However, the Chinese side denied the claims of the German authorities – The new case is not related to the arrest, also yesterday, of three espionage suspects
Another suspect of spying for China was arrested yesterday, Monday night, by the German police, according to information from public television. The suspect even works as an assistant to the MEP of the Alternative for Germany (AfD) Maximilian Kra in Brussels. However, the Chinese side denied the claims of the German authorities.
43-year-old Jan G. was arrested last night in Dresden and is believed to have been spying on the activity of Chinese opposition movements on behalf of Beijing, while passing information to the Chinese secret services from the circles of the European Parliament. According to the same sources, Jan G. he had also offered German authorities a decade ago to cooperate with them as an informant, but had been deemed unreliable and possibly a double agent for China.
The arrested person has been working in the AfD MEP’s office since 2019 and has accompanied him, among other things, on a trip to China. Zeit-Online even reports that it was then that his cooperation with the Chinese authorities began. According to BILD, the AfD’s federal executive committee held an emergency meeting last night to assess the matter. “Mr Kra is now becoming a problem for the AfD,” a top party official told the newspaper.
The new case, however, according to the Federal Prosecutor’s Office, is not related to the arrest, also yesterday, of three suspects for spying for China in Dusseldorf and Bad Homburg. The first three arrested are believed to have acted as middlemen in order to transfer high military technology from Germany to China.
The Chinese side today denied any connection between Beijing and the arrested. “We call on the German side to stop exploiting the espionage allegations in order to politically manipulate China’s image and discredit it,” the Chinese embassy in Berlin said.
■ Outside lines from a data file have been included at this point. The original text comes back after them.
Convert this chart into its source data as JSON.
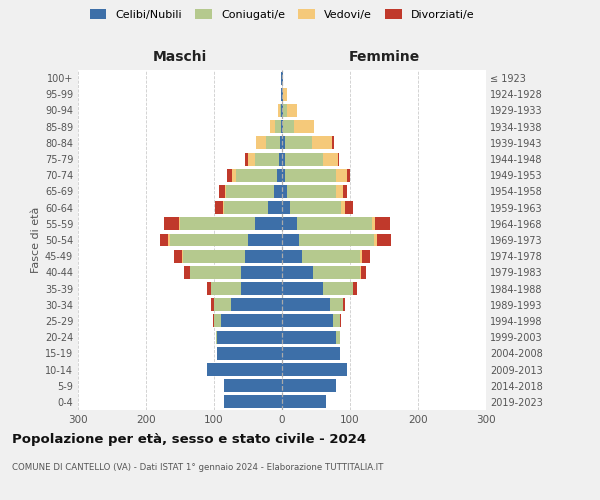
{
  "age_groups": [
    "0-4",
    "5-9",
    "10-14",
    "15-19",
    "20-24",
    "25-29",
    "30-34",
    "35-39",
    "40-44",
    "45-49",
    "50-54",
    "55-59",
    "60-64",
    "65-69",
    "70-74",
    "75-79",
    "80-84",
    "85-89",
    "90-94",
    "95-99",
    "100+"
  ],
  "birth_years": [
    "2019-2023",
    "2014-2018",
    "2009-2013",
    "2004-2008",
    "1999-2003",
    "1994-1998",
    "1989-1993",
    "1984-1988",
    "1979-1983",
    "1974-1978",
    "1969-1973",
    "1964-1968",
    "1959-1963",
    "1954-1958",
    "1949-1953",
    "1944-1948",
    "1939-1943",
    "1934-1938",
    "1929-1933",
    "1924-1928",
    "≤ 1923"
  ],
  "colors": {
    "celibi": "#3d6fa8",
    "coniugati": "#b5c98e",
    "vedovi": "#f5c97a",
    "divorziati": "#c0392b"
  },
  "maschi": {
    "celibi": [
      85,
      85,
      110,
      95,
      95,
      90,
      75,
      60,
      60,
      55,
      50,
      40,
      20,
      12,
      8,
      5,
      3,
      2,
      1,
      1,
      1
    ],
    "coniugati": [
      0,
      0,
      0,
      0,
      2,
      10,
      25,
      45,
      75,
      90,
      115,
      110,
      65,
      70,
      60,
      35,
      20,
      8,
      2,
      0,
      0
    ],
    "vedovi": [
      0,
      0,
      0,
      0,
      0,
      0,
      0,
      0,
      1,
      2,
      2,
      2,
      2,
      2,
      5,
      10,
      15,
      8,
      3,
      0,
      0
    ],
    "divorziati": [
      0,
      0,
      0,
      0,
      0,
      2,
      5,
      5,
      8,
      12,
      12,
      22,
      12,
      8,
      8,
      5,
      0,
      0,
      0,
      0,
      0
    ]
  },
  "femmine": {
    "celibi": [
      65,
      80,
      95,
      85,
      80,
      75,
      70,
      60,
      45,
      30,
      25,
      22,
      12,
      8,
      5,
      5,
      4,
      2,
      2,
      2,
      1
    ],
    "coniugati": [
      0,
      0,
      0,
      0,
      5,
      10,
      20,
      45,
      70,
      85,
      110,
      110,
      75,
      72,
      75,
      55,
      40,
      15,
      5,
      0,
      0
    ],
    "vedovi": [
      0,
      0,
      0,
      0,
      0,
      0,
      0,
      0,
      1,
      2,
      5,
      5,
      5,
      10,
      15,
      22,
      30,
      30,
      15,
      5,
      1
    ],
    "divorziati": [
      0,
      0,
      0,
      0,
      0,
      2,
      2,
      5,
      8,
      12,
      20,
      22,
      12,
      5,
      5,
      2,
      2,
      0,
      0,
      0,
      0
    ]
  },
  "xlim": 300,
  "title": "Popolazione per età, sesso e stato civile - 2024",
  "subtitle": "COMUNE DI CANTELLO (VA) - Dati ISTAT 1° gennaio 2024 - Elaborazione TUTTITALIA.IT",
  "xlabel_left": "Maschi",
  "xlabel_right": "Femmine",
  "ylabel_left": "Fasce di età",
  "legend_labels": [
    "Celibi/Nubili",
    "Coniugati/e",
    "Vedovi/e",
    "Divorziati/e"
  ],
  "bg_color": "#f0f0f0",
  "plot_bg": "#ffffff"
}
“The three arrests are just the beginning,” countered Christian Democratic Party (CDU) security chief Roderick Kiesewetter, and expressed the belief that there are other similar cases in Germany. The country, he stressed, “is poorly equipped against hybrid attacks, including intelligence services and is therefore particularly vulnerable.” Beijing “has a fairly easy field in Germany, lacking the necessary recognition of the risks of cooperation with China, especially in business and science,” Mr Kiesewetter added to the RND Network.